Second of all, like DocLeaf mentioned, the best way to breed a strain is to start with two homozygous, true-breeding, inbred line P1's and cross them to create a true F1 hybrid. If you do this, an individual clone mother or father will no longer be relevant as others within the IBL P1 should be almost exactly the same. The problem with losing clones comes from "breeders" who are actually creating polyhybrids by crossing special, early fillial generation plants together. If the parents weren't true breeding, the offspring of that cross are going to be all over the place. In this case, the parent used is extremely important because the particular parent does not represent the line as a whole; it may be a 1 in 100 or even 1 in 10,000 plant. Losing that parent and trying to recreate the cross with a different parent would obviously result in different offspring.

Nice post.
 

jj7leaf

Member
thank you

thank you

JJ, I think there are a few things going on here. First of all, a lot of the bashing on the old, established companies is just that, bashing. What have we seen in the 21st Century in Cannabis breeding, an explosion of new, often times short-lived, seed "companies". As a new company trying to enter a market and compete with other long established companies, what are you going to do? Some took the high road and sought to set themselves apart by excellent breeding (like DocLeaf) and creating new and exciting varieties. Others took the easy way out by trolling the old companies that are woefully under-represented on the web (are there Sensi Seeds or Serious Seeds help forums here?). A lot of what you read on the internet forums are just rehashes of what the particular individual read someone else say on the forum. Unless I actually see the plants that a member claims are seriously degraded from the older version, I take their comments with a grain of salt. All it takes is one influential member to state that a strain has "changed" to start a rumor that a certain company has changed it's "recipe". Other members will then parrot that sentiment which is then parroted again and again until it becomes "accepted knowledge". Take Sensi for example. I started out growing many Sensi strains, well over a decade ago. California Indica, Maple Leaf Indica, Jack Herer etc. I have since grown all of them again recently, guess what? They were exactly the same. Exactly. Furthermore, having an older version and claiming the older version is different from the new version creates an artificial importance. Everyone around here wants to set themselves apart from the crowd and make themselves seem important. By saying the parents have changed and the pre-whatever time is so much better, they automatically make what they have special because obviously no one can get those seeds from often times over a decade ago.

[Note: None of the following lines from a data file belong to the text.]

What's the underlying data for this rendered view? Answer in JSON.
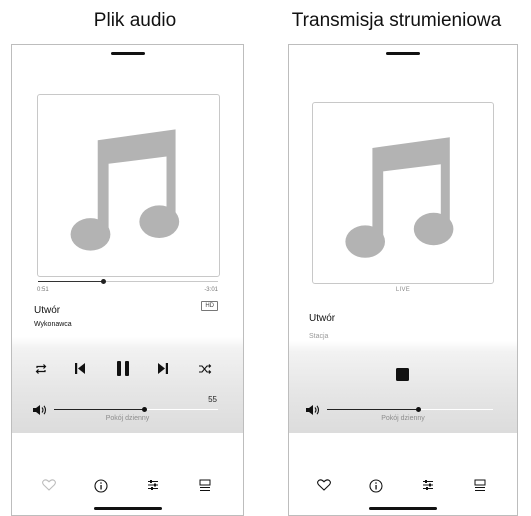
{
  "headings": {
    "left": "Plik audio",
    "right": "Transmisja strumieniowa"
  },
  "audio_file": {
    "track_title": "Utwór",
    "artist": "Wykonawca",
    "elapsed": "0:51",
    "remaining": "-3:01",
    "progress": 0.36,
    "quality_badge": "HD",
    "volume_value": "55",
    "volume_level": 0.55,
    "room": "Pokój dzienny",
    "controls": [
      "repeat-icon",
      "previous-icon",
      "pause-icon",
      "next-icon",
      "shuffle-icon"
    ],
    "tabs": [
      "favorite-icon",
      "info-icon",
      "equalizer-icon",
      "queue-icon"
    ]
  },
  "streaming": {
    "live_label": "LIVE",
    "track_title": "Utwór",
    "station": "Stacja",
    "volume_level": 0.55,
    "room": "Pokój dzienny",
    "controls": [
      "stop-icon"
    ],
    "tabs": [
      "favorite-icon",
      "info-icon",
      "equalizer-icon",
      "queue-icon"
    ]
  },
  "colors": {
    "art_note": "#b3b3b3",
    "favorite_inactive": "#bdbdbd",
    "icon": "#111111"
  }
}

Second of all, like DocLeaf mentioned, the best way to breed a strain is to start with two homozygous, true-breeding, inbred line P1's and cross them to create a true F1 hybrid. If you do this, an individual clone mother or father will no longer be relevant as others within the IBL P1 should be almost exactly the same. The problem with losing clones comes from "breeders" who are actually creating polyhybrids by crossing special, early fillial generation plants together. If the parents weren't true breeding, the offspring of that cross are going to be all over the place. In this case, the parent used is extremely important because the particular parent does not represent the line as a whole; it may be a 1 in 100 or even 1 in 10,000 plant. Losing that parent and trying to recreate the cross with a different parent would obviously result in different offspring.


Thank you very much.

j
 

dubwise

in the thick of it
Veteran
@doc & darwin...excellent! very insightful and helpful. I too had wondered about this topic and you guys really cleared up some things. Thanks!!